Notice that unlike the 93kg and 105kg classes, there is some distance between the two distributions. Looking at this graph, it’s easier to score more points while in the lower levels of strength (~below 500 points, where you have to surpass less % of people) and harder in the upper ranges of strength (~above 650 points, where you have to surpass more % of people) for the 120kg than it is for the 66kg class.
This discrepancy isn’t as bad as the Wilks formula, which heavily favored the heavier classes. Note how it is easier to score higher as a 120kg than a 66kg lifter in all strength levels.
Potential Problems With This Analysis
I chose not to compare the 59kg lifters against the 120+kg lifters because the weight class classification between them does not account for a potential 50kg bodyweight difference in the “small” 120+kg lifters and the “large” 120+kg lifters. This analysis doesn’t account for a continuous distribution change when getting into the extreme ends of human sizes.
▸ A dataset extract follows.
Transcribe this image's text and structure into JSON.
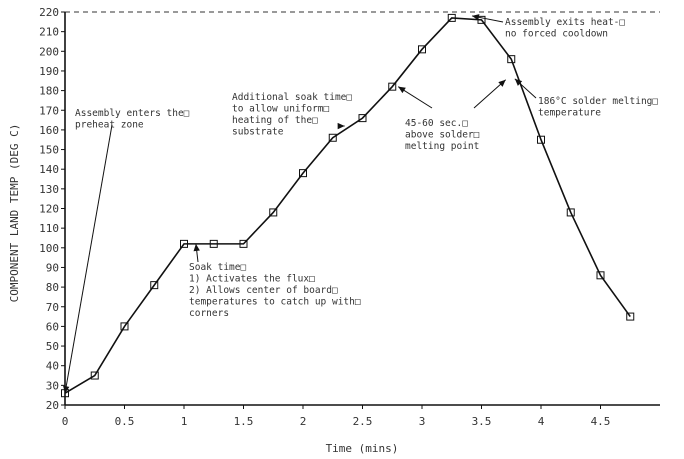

This is a great change adopted by the IPF. The Wilks formula was very biased towards large male lifters, and small female lifters. In the middle weight classes, I think it is reasonable to use this formula to compare between weight classes as it takes the same amount of points to surpass a percentage of the population.
Philosophically, I think there might be an argument for the super heavy weights having a higher score on average. Generally speaking powerlifters don’t accidentally become super heavy weights. I think for most, it’s a deliberate choice to move the most weight possible, regardless of body weight. But eh, that narrative is above my pay grade.